Subnautica 2 has launched into Early Access with enormous numbers, but for Krafton, that success is not necessarily just a reason to celebrate. Unknown Worlds’ underwater survival game has exploded out of the gate while the background still carries the shadow of a $250 million bonus dispute that the publisher reportedly tried very hard to avoid.
The launch of Subnautica 2 has not merely gone well; it has produced the kind of numbers that are difficult to look at calmly from inside a Krafton boardroom. Unknown Worlds released the game into Early Access, and it sold more than 2 million copies in just 12 hours, while reaching 467,582 concurrent players on Steam. Across multiple platforms, the peak climbed to around 651,000 concurrent players, meaning the survival game has delivered exactly the kind of mass-market success that now feels especially uncomfortable because of the earlier legal conflict between the publisher and the studio.
At the center of the dispute is a $250 million bonus. Subnautica 2 was originally expected in 2025, and according to earlier reporting and court documents, Krafton feared that the game could become successful enough to trigger a major payout to the Unknown Worlds team. The lawsuit alleged that the publisher tried to delay the release and later removed several key members of the studio’s leadership. The case eventually reached court, where Ted Gill was reinstated as head of Unknown Worlds, and the eligibility window connected to the bonus was extended.

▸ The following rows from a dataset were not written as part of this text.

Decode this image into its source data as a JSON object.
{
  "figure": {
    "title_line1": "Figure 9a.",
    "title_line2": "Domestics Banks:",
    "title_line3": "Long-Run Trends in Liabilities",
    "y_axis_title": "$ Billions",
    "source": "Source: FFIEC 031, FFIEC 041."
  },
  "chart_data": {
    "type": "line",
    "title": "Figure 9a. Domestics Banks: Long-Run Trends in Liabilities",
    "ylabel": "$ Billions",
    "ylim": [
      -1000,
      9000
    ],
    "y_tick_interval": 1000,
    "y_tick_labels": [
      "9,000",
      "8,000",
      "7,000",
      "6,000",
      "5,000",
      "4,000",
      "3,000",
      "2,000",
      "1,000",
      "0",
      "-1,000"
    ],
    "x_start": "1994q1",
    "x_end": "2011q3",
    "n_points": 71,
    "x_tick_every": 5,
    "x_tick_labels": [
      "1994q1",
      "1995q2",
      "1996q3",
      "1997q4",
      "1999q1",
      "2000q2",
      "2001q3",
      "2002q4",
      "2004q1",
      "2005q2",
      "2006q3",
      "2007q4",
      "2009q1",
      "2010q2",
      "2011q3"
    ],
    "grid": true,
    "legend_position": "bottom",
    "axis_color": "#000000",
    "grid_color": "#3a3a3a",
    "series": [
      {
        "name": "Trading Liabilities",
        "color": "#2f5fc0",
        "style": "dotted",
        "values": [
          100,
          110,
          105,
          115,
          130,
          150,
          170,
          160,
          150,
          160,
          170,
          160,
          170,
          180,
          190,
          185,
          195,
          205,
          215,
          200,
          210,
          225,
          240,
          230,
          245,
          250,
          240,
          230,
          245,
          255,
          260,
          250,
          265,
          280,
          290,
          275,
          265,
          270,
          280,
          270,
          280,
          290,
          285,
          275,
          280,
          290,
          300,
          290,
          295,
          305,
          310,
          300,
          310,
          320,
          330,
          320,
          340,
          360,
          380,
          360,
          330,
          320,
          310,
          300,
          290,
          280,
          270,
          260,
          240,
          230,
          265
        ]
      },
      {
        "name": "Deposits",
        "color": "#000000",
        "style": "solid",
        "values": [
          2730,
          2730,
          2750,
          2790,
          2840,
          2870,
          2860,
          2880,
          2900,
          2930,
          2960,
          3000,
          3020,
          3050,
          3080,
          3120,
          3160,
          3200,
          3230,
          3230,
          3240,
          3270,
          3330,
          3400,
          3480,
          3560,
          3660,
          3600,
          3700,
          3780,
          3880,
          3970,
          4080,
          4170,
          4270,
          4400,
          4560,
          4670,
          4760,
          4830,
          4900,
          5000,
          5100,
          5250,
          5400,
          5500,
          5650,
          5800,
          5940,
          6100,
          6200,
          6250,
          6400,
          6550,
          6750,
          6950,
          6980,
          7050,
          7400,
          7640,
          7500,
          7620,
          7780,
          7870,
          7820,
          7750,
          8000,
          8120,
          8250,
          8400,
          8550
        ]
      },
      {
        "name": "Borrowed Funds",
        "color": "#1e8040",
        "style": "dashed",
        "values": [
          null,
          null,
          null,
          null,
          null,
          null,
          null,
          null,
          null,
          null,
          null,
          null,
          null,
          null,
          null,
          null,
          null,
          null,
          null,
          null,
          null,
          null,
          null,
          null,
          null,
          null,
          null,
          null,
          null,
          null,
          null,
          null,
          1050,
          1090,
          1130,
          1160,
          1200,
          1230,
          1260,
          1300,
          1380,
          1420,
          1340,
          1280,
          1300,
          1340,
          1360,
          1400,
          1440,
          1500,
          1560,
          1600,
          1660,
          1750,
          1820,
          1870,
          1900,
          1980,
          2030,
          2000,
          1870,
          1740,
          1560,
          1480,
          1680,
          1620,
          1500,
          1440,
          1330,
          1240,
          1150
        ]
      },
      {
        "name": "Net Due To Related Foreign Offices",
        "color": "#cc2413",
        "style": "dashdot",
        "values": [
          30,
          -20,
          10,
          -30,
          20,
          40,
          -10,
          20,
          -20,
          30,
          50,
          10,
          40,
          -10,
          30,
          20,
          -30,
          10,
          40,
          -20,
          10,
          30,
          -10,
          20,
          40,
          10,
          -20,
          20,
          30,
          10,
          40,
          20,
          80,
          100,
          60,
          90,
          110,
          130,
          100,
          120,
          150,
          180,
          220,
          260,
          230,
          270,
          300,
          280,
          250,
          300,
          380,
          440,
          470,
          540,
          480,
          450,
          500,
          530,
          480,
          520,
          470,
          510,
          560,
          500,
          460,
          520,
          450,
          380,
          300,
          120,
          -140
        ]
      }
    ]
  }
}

Subnautica 2 Is Making Krafton Suffer From Its Own Success
Now that Subnautica 2 has opened with such strong numbers, the possible legal and financial consequences are back in the spotlight. Chet Faliszek, a Valve veteran and one of the writers of Half-Life 2, leaned into the irony in a YouTube video. He said everyone now gets to watch what happens next in the Krafton lawsuit, then joked at the publisher’s expense: “Maybe they should ChatGPT, ‘What happens if Subnautica 2’s a super big hit? How are we screwed?’”

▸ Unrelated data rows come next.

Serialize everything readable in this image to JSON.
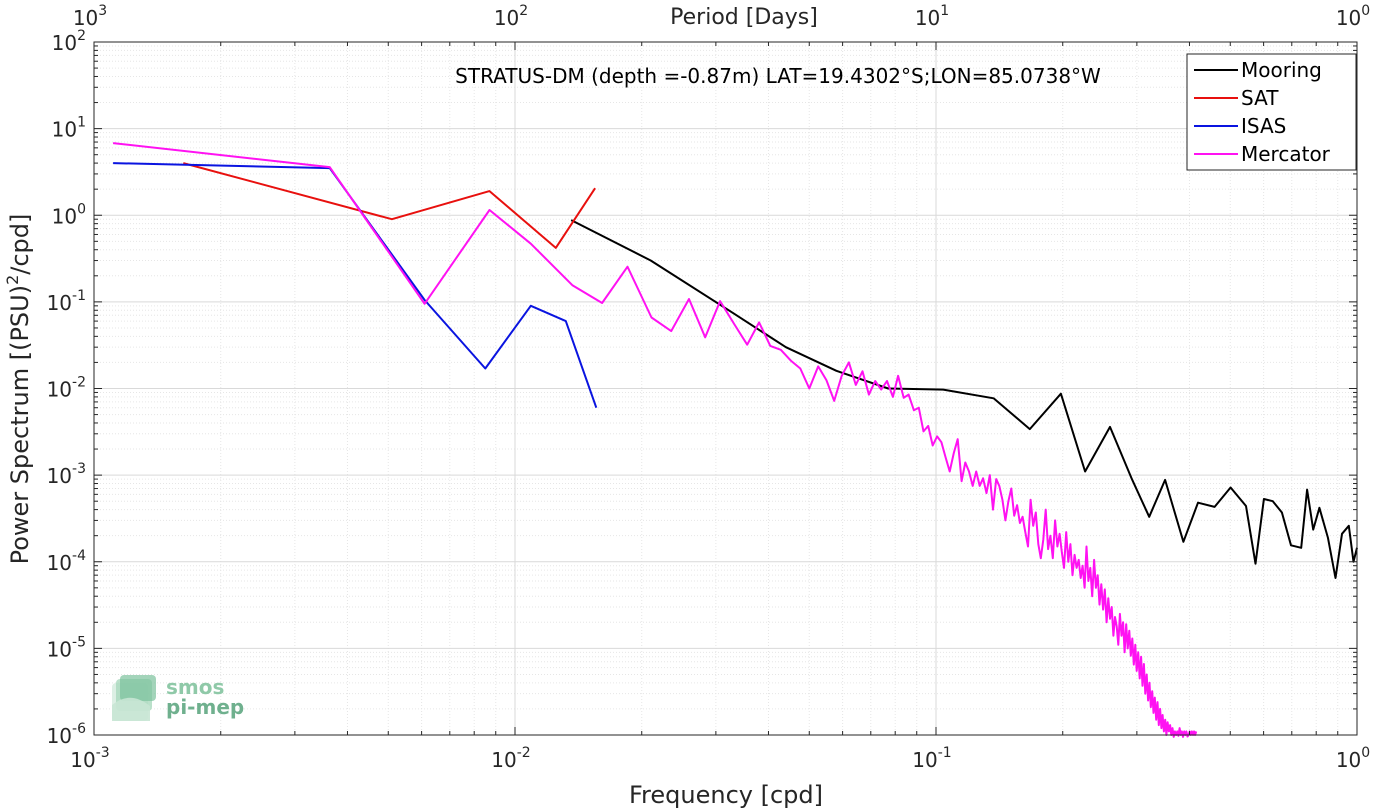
{
  "chart_data": {
    "type": "line",
    "title": "STRATUS-DM (depth =-0.87m) LAT=19.4302°S;LON=85.0738°W",
    "xlabel": "Frequency [cpd]",
    "ylabel": "Power Spectrum [(PSU)2/cpd]",
    "ylabel_parts": {
      "pre": "Power Spectrum [(PSU)",
      "sup": "2",
      "post": "/cpd]"
    },
    "top_xlabel": "Period [Days]",
    "x_scale": "log",
    "y_scale": "log",
    "xlim": [
      0.001,
      1
    ],
    "ylim": [
      1e-06,
      100
    ],
    "grid": true,
    "legend_position": "top-right",
    "x_ticks": [
      {
        "value": 0.001,
        "base": "10",
        "exp": "-3"
      },
      {
        "value": 0.01,
        "base": "10",
        "exp": "-2"
      },
      {
        "value": 0.1,
        "base": "10",
        "exp": "-1"
      },
      {
        "value": 1,
        "base": "10",
        "exp": "0"
      }
    ],
    "y_ticks": [
      {
        "value": 1e-06,
        "base": "10",
        "exp": "-6"
      },
      {
        "value": 1e-05,
        "base": "10",
        "exp": "-5"
      },
      {
        "value": 0.0001,
        "base": "10",
        "exp": "-4"
      },
      {
        "value": 0.001,
        "base": "10",
        "exp": "-3"
      },
      {
        "value": 0.01,
        "base": "10",
        "exp": "-2"
      },
      {
        "value": 0.1,
        "base": "10",
        "exp": "-1"
      },
      {
        "value": 1,
        "base": "10",
        "exp": "0"
      },
      {
        "value": 10,
        "base": "10",
        "exp": "1"
      },
      {
        "value": 100,
        "base": "10",
        "exp": "2"
      }
    ],
    "top_ticks": [
      {
        "value": 0.001,
        "base": "10",
        "exp": "3"
      },
      {
        "value": 0.01,
        "base": "10",
        "exp": "2"
      },
      {
        "value": 0.1,
        "base": "10",
        "exp": "1"
      },
      {
        "value": 1,
        "base": "10",
        "exp": "0"
      }
    ],
    "series": [
      {
        "name": "Mooring",
        "color": "#000000",
        "x": [
          0.0136,
          0.021,
          0.033,
          0.044,
          0.058,
          0.077,
          0.104,
          0.137,
          0.167,
          0.198,
          0.226,
          0.259,
          0.292,
          0.321,
          0.35,
          0.387,
          0.419,
          0.459,
          0.501,
          0.545,
          0.574,
          0.601,
          0.631,
          0.663,
          0.697,
          0.737,
          0.761,
          0.787,
          0.814,
          0.853,
          0.889,
          0.921,
          0.956,
          0.981,
          1.0
        ],
        "y": [
          0.88,
          0.3,
          0.074,
          0.03,
          0.016,
          0.01,
          0.0097,
          0.0077,
          0.0034,
          0.0087,
          0.0011,
          0.0036,
          0.0009,
          0.00033,
          0.00088,
          0.00017,
          0.00048,
          0.00043,
          0.00072,
          0.00044,
          9.5e-05,
          0.00053,
          0.0005,
          0.00037,
          0.000155,
          0.000145,
          0.00068,
          0.000235,
          0.00042,
          0.00019,
          6.5e-05,
          0.00021,
          0.00026,
          0.0001,
          0.000145
        ]
      },
      {
        "name": "SAT",
        "color": "#e8100e",
        "x": [
          0.00163,
          0.0051,
          0.0087,
          0.0125,
          0.0155
        ],
        "y": [
          4.0,
          0.9,
          1.9,
          0.42,
          2.05
        ]
      },
      {
        "name": "ISAS",
        "color": "#0a14e0",
        "x": [
          0.00111,
          0.00363,
          0.0061,
          0.0085,
          0.0109,
          0.0132,
          0.0156
        ],
        "y": [
          4.0,
          3.5,
          0.105,
          0.017,
          0.09,
          0.06,
          0.006
        ]
      },
      {
        "name": "Mercator",
        "color": "#ff12f2",
        "x": [
          0.00111,
          0.00363,
          0.0061,
          0.0087,
          0.0109,
          0.0137,
          0.0161,
          0.0185,
          0.0211,
          0.0235,
          0.0259,
          0.0283,
          0.0307,
          0.0332,
          0.0356,
          0.038,
          0.0404,
          0.0428,
          0.0452,
          0.0476,
          0.05,
          0.0525,
          0.0549,
          0.0573,
          0.0597,
          0.0621,
          0.0645,
          0.0669,
          0.0693,
          0.0717,
          0.0741,
          0.0765,
          0.079,
          0.0813,
          0.0838,
          0.0861,
          0.0886,
          0.091,
          0.0934,
          0.0958,
          0.0982,
          0.1006,
          0.103,
          0.1054,
          0.1078,
          0.1102,
          0.1126,
          0.115,
          0.1174,
          0.1198,
          0.1222,
          0.1246,
          0.127,
          0.1294,
          0.1318,
          0.1342,
          0.1366,
          0.139,
          0.1414,
          0.1438,
          0.1462,
          0.1486,
          0.151,
          0.1534,
          0.1558,
          0.1582,
          0.1606,
          0.163,
          0.1654,
          0.1678,
          0.1702,
          0.1726,
          0.175,
          0.1774,
          0.1798,
          0.1822,
          0.1846,
          0.187,
          0.1894,
          0.1918,
          0.1942,
          0.1966,
          0.199,
          0.2014,
          0.2038,
          0.2062,
          0.2086,
          0.211,
          0.2134,
          0.2158,
          0.2182,
          0.2206,
          0.223,
          0.2254,
          0.2278,
          0.2302,
          0.2326,
          0.235,
          0.2374,
          0.2398,
          0.2422,
          0.2446,
          0.247,
          0.2494,
          0.2518,
          0.2542,
          0.2566,
          0.259,
          0.2614,
          0.2638,
          0.2662,
          0.2686,
          0.271,
          0.2734,
          0.2758,
          0.2782,
          0.2806,
          0.283,
          0.2854,
          0.2878,
          0.2902,
          0.2926,
          0.295,
          0.2974,
          0.2998,
          0.3022,
          0.3046,
          0.307,
          0.3094,
          0.3118,
          0.3142,
          0.3166,
          0.319,
          0.3214,
          0.3238,
          0.3262,
          0.3286,
          0.331,
          0.3334,
          0.3358,
          0.3382,
          0.3406,
          0.343,
          0.3454,
          0.3478,
          0.3502,
          0.3526,
          0.355,
          0.3574,
          0.3598,
          0.3622,
          0.3646,
          0.367,
          0.3694,
          0.3718,
          0.3742,
          0.3766,
          0.379,
          0.3814,
          0.3838,
          0.3862,
          0.3886,
          0.391,
          0.3934,
          0.3958,
          0.3982,
          0.4006,
          0.403,
          0.4054,
          0.4078,
          0.4102,
          0.4126,
          0.415
        ],
        "y": [
          6.8,
          3.6,
          0.095,
          1.15,
          0.47,
          0.155,
          0.097,
          0.255,
          0.066,
          0.046,
          0.108,
          0.039,
          0.102,
          0.055,
          0.032,
          0.058,
          0.031,
          0.028,
          0.021,
          0.017,
          0.01,
          0.018,
          0.0125,
          0.0072,
          0.014,
          0.02,
          0.011,
          0.0158,
          0.0085,
          0.0122,
          0.0097,
          0.0122,
          0.008,
          0.014,
          0.0078,
          0.0085,
          0.0056,
          0.006,
          0.0032,
          0.0037,
          0.0022,
          0.0028,
          0.0024,
          0.0016,
          0.0011,
          0.0018,
          0.0026,
          0.00085,
          0.0014,
          0.0011,
          0.00075,
          0.0011,
          0.00075,
          0.00092,
          0.00062,
          0.001,
          0.0004,
          0.0009,
          0.00075,
          0.00052,
          0.0003,
          0.0005,
          0.0007,
          0.00034,
          0.00045,
          0.00028,
          0.00033,
          0.00022,
          0.00015,
          0.00052,
          0.00026,
          0.00037,
          0.00016,
          0.00011,
          0.00018,
          0.0004,
          0.00014,
          0.0002,
          0.00011,
          0.0003,
          0.00015,
          0.00021,
          0.00013,
          8.5e-05,
          0.00022,
          0.0001,
          0.00016,
          7e-05,
          0.00012,
          8.5e-05,
          0.000105,
          6.5e-05,
          9e-05,
          5e-05,
          0.00015,
          6e-05,
          8.5e-05,
          4e-05,
          0.000105,
          5e-05,
          7e-05,
          3.2e-05,
          5.5e-05,
          2.8e-05,
          4.8e-05,
          2e-05,
          3.8e-05,
          2.2e-05,
          3e-05,
          1.4e-05,
          2.3e-05,
          1.8e-05,
          1.1e-05,
          2.5e-05,
          1.4e-05,
          2e-05,
          9e-06,
          1.9e-05,
          1e-05,
          1.6e-05,
          8.2e-06,
          1.3e-05,
          6.5e-06,
          1.1e-05,
          5.5e-06,
          9e-06,
          4.5e-06,
          8e-06,
          3.7e-06,
          6.6e-06,
          3e-06,
          5e-06,
          2.5e-06,
          4e-06,
          2.1e-06,
          3.2e-06,
          1.8e-06,
          2.7e-06,
          1.5e-06,
          2.4e-06,
          1.3e-06,
          2e-06,
          1.2e-06,
          1.7e-06,
          1.1e-06,
          1.5e-06,
          1e-06,
          1.4e-06,
          1.1e-06,
          1.3e-06,
          1e-06,
          1.2e-06,
          9.5e-07,
          1.1e-06,
          1e-06,
          1.1e-06,
          9.8e-07,
          1.2e-06,
          1e-06,
          1.1e-06,
          9.5e-07,
          1.1e-06,
          1e-06,
          1.1e-06,
          9.6e-07,
          1e-06,
          1.1e-06,
          1e-06,
          1.1e-06,
          1e-06,
          1.1e-06,
          1e-06,
          1.1e-06
        ]
      }
    ]
  },
  "watermark": {
    "line1": "smos",
    "line2": "pi-mep"
  }
}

The line hits harder because earlier court materials reportedly described Krafton CEO Kim Chang-han as using ChatGPT for legal strategy questions during the dispute. That would already be a strange corporate subplot on its own, but combined with the game’s current performance, it becomes almost grotesque: the publisher is now facing the kind of success that would normally be an uncomplicated victory lap, except here every new sales milestone and every player-count record raises the question of how expensive that success could become.
Subnautica 2 is therefore not simply the story of a strong Early Access launch. It is also the next chapter in a corporate drama where commercial momentum could feed directly back into a dispute worth hundreds of millions of dollars. If the game’s momentum lasts, Krafton may have to deal with both a major portfolio success and the very costly legal shadow attached to it. A publisher would normally showcase numbers like these with pride, but here the success is not only marketing material; it may also support the idea that Unknown Worlds’ new game became exactly the kind of phenomenon Krafton reportedly feared.